Atlı, “Kurumların özelleştirilmesi halkın egemenliğine engel teşkil eder. Bu nedenle KIBTEK tüm saldırılara karşı yaşatılmalı’’ ifadelerini kullandı.
Ülkede enerji talebinin her yıl için artış gösterdiği gerçeğine rağmen kuruma yatırımın bilinçli olarak engellendiğini savunan Atlı, bunun tek amacının 2024’de bitecek AKSA sözleşmesinin üretim payının daha da çok artırılarak yenilenmesi olduğunu iddia etti.
Atlı, TDP’nin hedefinin; KIBTEK’in şaibelerden uzak, kirli ittifaklardan arınmış bir şekilde özerk bir yönetim anlayışı ile ülke için ödenebilir ve temiz enerji üretimi yapması olduğunu kaydetti.
TDP enerji komitesinin yaşananları sürekli izlediğini belirten Atlı, ‘toplumun kanını emen bu kirli ilişkilerin üzerine TDP iktidarında korkusuzca gidileceğini ve kamu görevini kötüye kullananların, şirketler ile işbirliği içerisinde olanların yargılanması için siyasi irade göstereceklerini’ açıkladı.
-Öneriler
Açıklamasında TDP’nin önerilerine yer veren Atlı, şunları kaydetti:
“Elektrikte özelleştirme değil, kamulaştırma olmalıdır.
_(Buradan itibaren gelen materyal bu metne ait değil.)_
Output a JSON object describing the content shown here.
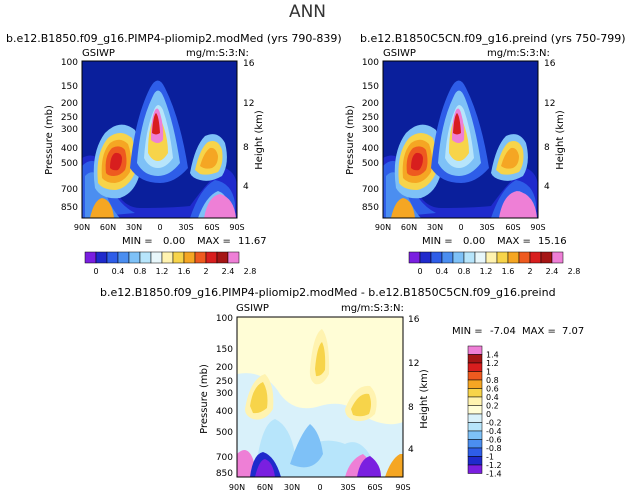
{
  "page": {
    "title": "ANN"
  },
  "colors": {
    "bg": "#0a1f9c",
    "sat_scale": [
      "#7a1fe0",
      "#1f2acc",
      "#2e5de8",
      "#4b8ef0",
      "#7ec1f7",
      "#b7e5fb",
      "#e8f7fb",
      "#fff3b0",
      "#f7d44a",
      "#f5a623",
      "#ee5a1f",
      "#d81e1e",
      "#a51515",
      "#ee7fd6"
    ],
    "diff_scale": [
      "#7a1fe0",
      "#1f2acc",
      "#2e5de8",
      "#4b8ef0",
      "#7ec1f7",
      "#b7e5fb",
      "#d9f1fa",
      "#fffdd6",
      "#fff3b0",
      "#f7d44a",
      "#f5a623",
      "#ee5a1f",
      "#d81e1e",
      "#a51515",
      "#ee7fd6"
    ]
  },
  "chart_data": [
    {
      "type": "heatmap",
      "title": "b.e12.B1850.f09_g16.PIMP4-pliomip2.modMed (yrs 790-839)",
      "left_label": "GSIWP",
      "right_label": "mg/m:S:3:N:",
      "ylabel": "Pressure (mb)",
      "y2label": "Height (km)",
      "xticks": [
        "90N",
        "60N",
        "30N",
        "0",
        "30S",
        "60S",
        "90S"
      ],
      "yticks": [
        "100",
        "150",
        "200",
        "250",
        "300",
        "400",
        "500",
        "700",
        "850"
      ],
      "y2ticks": [
        "16",
        "12",
        "8",
        "4"
      ],
      "min_label": "MIN =",
      "min_value": "0.00",
      "max_label": "MAX =",
      "max_value": "11.67"
    },
    {
      "type": "heatmap",
      "title": "b.e12.B1850C5CN.f09_g16.preind (yrs 750-799)",
      "left_label": "GSIWP",
      "right_label": "mg/m:S:3:N:",
      "ylabel": "Pressure (mb)",
      "y2label": "Height (km)",
      "xticks": [
        "90N",
        "60N",
        "30N",
        "0",
        "30S",
        "60S",
        "90S"
      ],
      "yticks": [
        "100",
        "150",
        "200",
        "250",
        "300",
        "400",
        "500",
        "700",
        "850"
      ],
      "y2ticks": [
        "16",
        "12",
        "8",
        "4"
      ],
      "min_label": "MIN =",
      "min_value": "0.00",
      "max_label": "MAX =",
      "max_value": "15.16"
    },
    {
      "type": "heatmap",
      "title": "b.e12.B1850.f09_g16.PIMP4-pliomip2.modMed - b.e12.B1850C5CN.f09_g16.preind",
      "left_label": "GSIWP",
      "right_label": "mg/m:S:3:N:",
      "ylabel": "Pressure (mb)",
      "y2label": "Height (km)",
      "xticks": [
        "90N",
        "60N",
        "30N",
        "0",
        "30S",
        "60S",
        "90S"
      ],
      "yticks": [
        "100",
        "150",
        "200",
        "250",
        "300",
        "400",
        "500",
        "700",
        "850"
      ],
      "y2ticks": [
        "16",
        "12",
        "8",
        "4"
      ],
      "min_label": "MIN =",
      "min_value": "-7.04",
      "max_label": "MAX =",
      "max_value": "7.07"
    }
  ],
  "colorbar_top": {
    "labels": [
      "0",
      "0.4",
      "0.8",
      "1.2",
      "1.6",
      "2",
      "2.4",
      "2.8"
    ]
  },
  "colorbar_diff": {
    "labels": [
      "1.4",
      "1.2",
      "1",
      "0.8",
      "0.6",
      "0.4",
      "0.2",
      "0",
      "-0.2",
      "-0.4",
      "-0.6",
      "-0.8",
      "-1",
      "-1.2",
      "-1.4"
    ]
  }
}
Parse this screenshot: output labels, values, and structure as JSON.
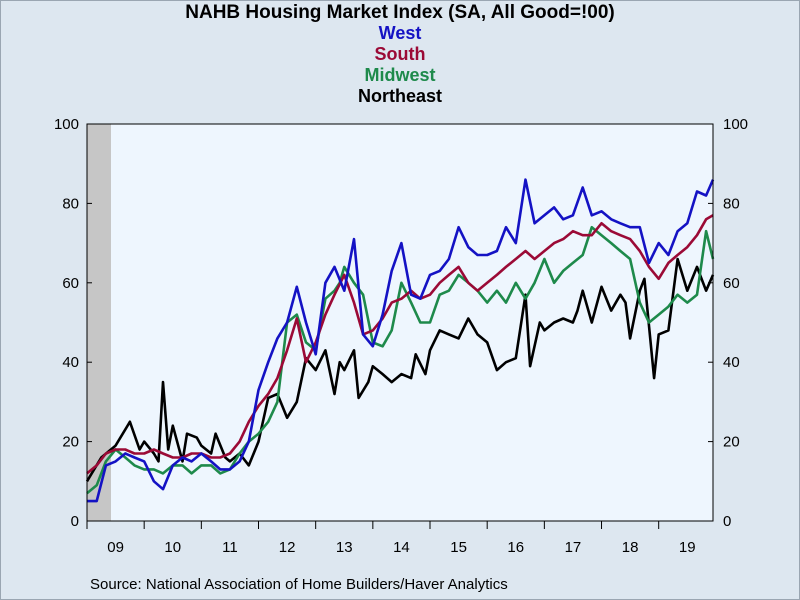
{
  "chart_data": {
    "type": "line",
    "title": "NAHB Housing Market Index (SA, All Good=!00)",
    "source": "Source:  National Association of Home Builders/Haver Analytics",
    "xlabels": [
      "09",
      "10",
      "11",
      "12",
      "13",
      "14",
      "15",
      "16",
      "17",
      "18",
      "19"
    ],
    "xlim": [
      2009.0,
      2019.95
    ],
    "ylim": [
      0,
      100
    ],
    "yticks": [
      0,
      20,
      40,
      60,
      80,
      100
    ],
    "recession_shade": [
      2009.0,
      2009.42
    ],
    "colors": {
      "background": "#dde7f0",
      "plot_background": "#eef6fe",
      "recession": "#c6c6c6"
    },
    "series": [
      {
        "name": "Northeast",
        "color": "#000000",
        "x": [
          2009.0,
          2009.25,
          2009.5,
          2009.75,
          2009.92,
          2010.0,
          2010.17,
          2010.25,
          2010.33,
          2010.42,
          2010.5,
          2010.67,
          2010.75,
          2010.92,
          2011.0,
          2011.17,
          2011.25,
          2011.42,
          2011.5,
          2011.67,
          2011.83,
          2012.0,
          2012.17,
          2012.33,
          2012.5,
          2012.67,
          2012.83,
          2013.0,
          2013.17,
          2013.33,
          2013.42,
          2013.5,
          2013.67,
          2013.75,
          2013.92,
          2014.0,
          2014.17,
          2014.33,
          2014.5,
          2014.67,
          2014.75,
          2014.92,
          2015.0,
          2015.17,
          2015.33,
          2015.5,
          2015.67,
          2015.83,
          2016.0,
          2016.17,
          2016.33,
          2016.5,
          2016.67,
          2016.75,
          2016.92,
          2017.0,
          2017.17,
          2017.33,
          2017.5,
          2017.58,
          2017.67,
          2017.83,
          2018.0,
          2018.17,
          2018.33,
          2018.42,
          2018.5,
          2018.67,
          2018.75,
          2018.92,
          2019.0,
          2019.17,
          2019.33,
          2019.5,
          2019.67,
          2019.83,
          2019.95
        ],
        "y": [
          10,
          16,
          19,
          25,
          18,
          20,
          17,
          15,
          35,
          18,
          24,
          15,
          22,
          21,
          19,
          17,
          22,
          16,
          15,
          17,
          14,
          20,
          31,
          32,
          26,
          30,
          41,
          38,
          43,
          32,
          40,
          38,
          43,
          31,
          35,
          39,
          37,
          35,
          37,
          36,
          42,
          37,
          43,
          48,
          47,
          46,
          51,
          47,
          45,
          38,
          40,
          41,
          57,
          39,
          50,
          48,
          50,
          51,
          50,
          53,
          58,
          50,
          59,
          53,
          57,
          55,
          46,
          58,
          61,
          36,
          47,
          48,
          66,
          58,
          64,
          58,
          62
        ]
      },
      {
        "name": "Midwest",
        "color": "#1e8a4b",
        "x": [
          2009.0,
          2009.17,
          2009.33,
          2009.5,
          2009.67,
          2009.83,
          2010.0,
          2010.17,
          2010.33,
          2010.5,
          2010.67,
          2010.83,
          2011.0,
          2011.17,
          2011.33,
          2011.5,
          2011.67,
          2011.83,
          2012.0,
          2012.17,
          2012.33,
          2012.5,
          2012.67,
          2012.83,
          2013.0,
          2013.17,
          2013.33,
          2013.42,
          2013.5,
          2013.67,
          2013.83,
          2014.0,
          2014.17,
          2014.33,
          2014.5,
          2014.67,
          2014.83,
          2015.0,
          2015.17,
          2015.33,
          2015.5,
          2015.67,
          2015.83,
          2016.0,
          2016.17,
          2016.33,
          2016.5,
          2016.67,
          2016.83,
          2017.0,
          2017.17,
          2017.33,
          2017.5,
          2017.67,
          2017.83,
          2018.0,
          2018.17,
          2018.33,
          2018.5,
          2018.67,
          2018.83,
          2019.0,
          2019.17,
          2019.33,
          2019.5,
          2019.67,
          2019.83,
          2019.95
        ],
        "y": [
          7,
          9,
          15,
          18,
          16,
          14,
          13,
          13,
          12,
          14,
          14,
          12,
          14,
          14,
          12,
          13,
          17,
          20,
          22,
          25,
          30,
          50,
          52,
          45,
          43,
          56,
          58,
          60,
          64,
          60,
          57,
          45,
          44,
          48,
          60,
          55,
          50,
          50,
          57,
          58,
          62,
          60,
          58,
          55,
          58,
          55,
          60,
          56,
          60,
          66,
          60,
          63,
          65,
          67,
          74,
          72,
          70,
          68,
          66,
          55,
          50,
          52,
          54,
          57,
          55,
          57,
          73,
          66
        ]
      },
      {
        "name": "South",
        "color": "#9b0a36",
        "x": [
          2009.0,
          2009.17,
          2009.33,
          2009.5,
          2009.67,
          2009.83,
          2010.0,
          2010.17,
          2010.33,
          2010.5,
          2010.67,
          2010.83,
          2011.0,
          2011.17,
          2011.33,
          2011.5,
          2011.67,
          2011.83,
          2012.0,
          2012.17,
          2012.33,
          2012.5,
          2012.67,
          2012.83,
          2013.0,
          2013.17,
          2013.33,
          2013.5,
          2013.67,
          2013.83,
          2014.0,
          2014.17,
          2014.33,
          2014.5,
          2014.67,
          2014.83,
          2015.0,
          2015.17,
          2015.33,
          2015.5,
          2015.67,
          2015.83,
          2016.0,
          2016.17,
          2016.33,
          2016.5,
          2016.67,
          2016.83,
          2017.0,
          2017.17,
          2017.33,
          2017.5,
          2017.67,
          2017.83,
          2018.0,
          2018.17,
          2018.33,
          2018.5,
          2018.67,
          2018.83,
          2019.0,
          2019.17,
          2019.33,
          2019.5,
          2019.67,
          2019.83,
          2019.95
        ],
        "y": [
          12,
          14,
          17,
          18,
          18,
          17,
          17,
          18,
          17,
          16,
          16,
          17,
          17,
          16,
          16,
          17,
          20,
          25,
          29,
          32,
          36,
          43,
          51,
          40,
          45,
          52,
          57,
          62,
          55,
          47,
          48,
          51,
          55,
          56,
          58,
          56,
          57,
          60,
          62,
          64,
          60,
          58,
          60,
          62,
          64,
          66,
          68,
          66,
          68,
          70,
          71,
          73,
          72,
          72,
          75,
          73,
          72,
          71,
          68,
          64,
          61,
          65,
          67,
          69,
          72,
          76,
          77
        ]
      },
      {
        "name": "West",
        "color": "#1412c4",
        "x": [
          2009.0,
          2009.17,
          2009.33,
          2009.5,
          2009.67,
          2009.83,
          2010.0,
          2010.17,
          2010.33,
          2010.5,
          2010.67,
          2010.83,
          2011.0,
          2011.17,
          2011.33,
          2011.5,
          2011.67,
          2011.83,
          2012.0,
          2012.17,
          2012.33,
          2012.5,
          2012.67,
          2012.83,
          2013.0,
          2013.17,
          2013.33,
          2013.5,
          2013.67,
          2013.83,
          2014.0,
          2014.17,
          2014.33,
          2014.5,
          2014.67,
          2014.83,
          2015.0,
          2015.17,
          2015.33,
          2015.5,
          2015.67,
          2015.83,
          2016.0,
          2016.17,
          2016.33,
          2016.5,
          2016.67,
          2016.83,
          2017.0,
          2017.17,
          2017.33,
          2017.5,
          2017.67,
          2017.83,
          2018.0,
          2018.17,
          2018.33,
          2018.5,
          2018.67,
          2018.83,
          2019.0,
          2019.17,
          2019.33,
          2019.5,
          2019.67,
          2019.83,
          2019.95
        ],
        "y": [
          5,
          5,
          14,
          15,
          17,
          16,
          15,
          10,
          8,
          14,
          16,
          15,
          17,
          15,
          13,
          13,
          15,
          20,
          33,
          40,
          46,
          50,
          59,
          50,
          42,
          60,
          64,
          58,
          71,
          47,
          44,
          52,
          63,
          70,
          57,
          56,
          62,
          63,
          66,
          74,
          69,
          67,
          67,
          68,
          74,
          70,
          86,
          75,
          77,
          79,
          76,
          77,
          84,
          77,
          78,
          76,
          75,
          74,
          74,
          65,
          70,
          67,
          73,
          75,
          83,
          82,
          86
        ]
      }
    ]
  }
}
Acilen, üretim açığını ortadan kaldıracak gerekli kaynağın (banka borcu dahi olsa) oluşturulup yatırımın yapılması. Bu konu ise şeffaf bir şekilde halk ile paylaşım yapılması gerekir. Yatırım yapılmazsa, 2024 Mart ayında Aksa sözleşmesi bittiğinde 140 MW’lık yeni bir açık daha oluşacaktır. Yatırım yapılmaması durumunda özel sektöre üretimin devri kaçınılmaz olacaktır ve AKSA istediği koşullarda yeni sözleşme hazırlayacaktır.
Tüketim değil, verimlilik teşvik edilmeli. Ödenebilir ve temiz enerji üretilmeli. Bağımsız kişilerden oluşacak bir bilirkişi ekibi (3-5 kişi, tercihen yurt dışı) tarafından kurumun analiz edilmesi, kısa, orta ve uzun vadede yapılması gerekenlerle ilgili bir envanter ve yol haritası belirlenmesi. Modern çalışma hayatında olması gereken idari ve personel yapısının önerilmesi.”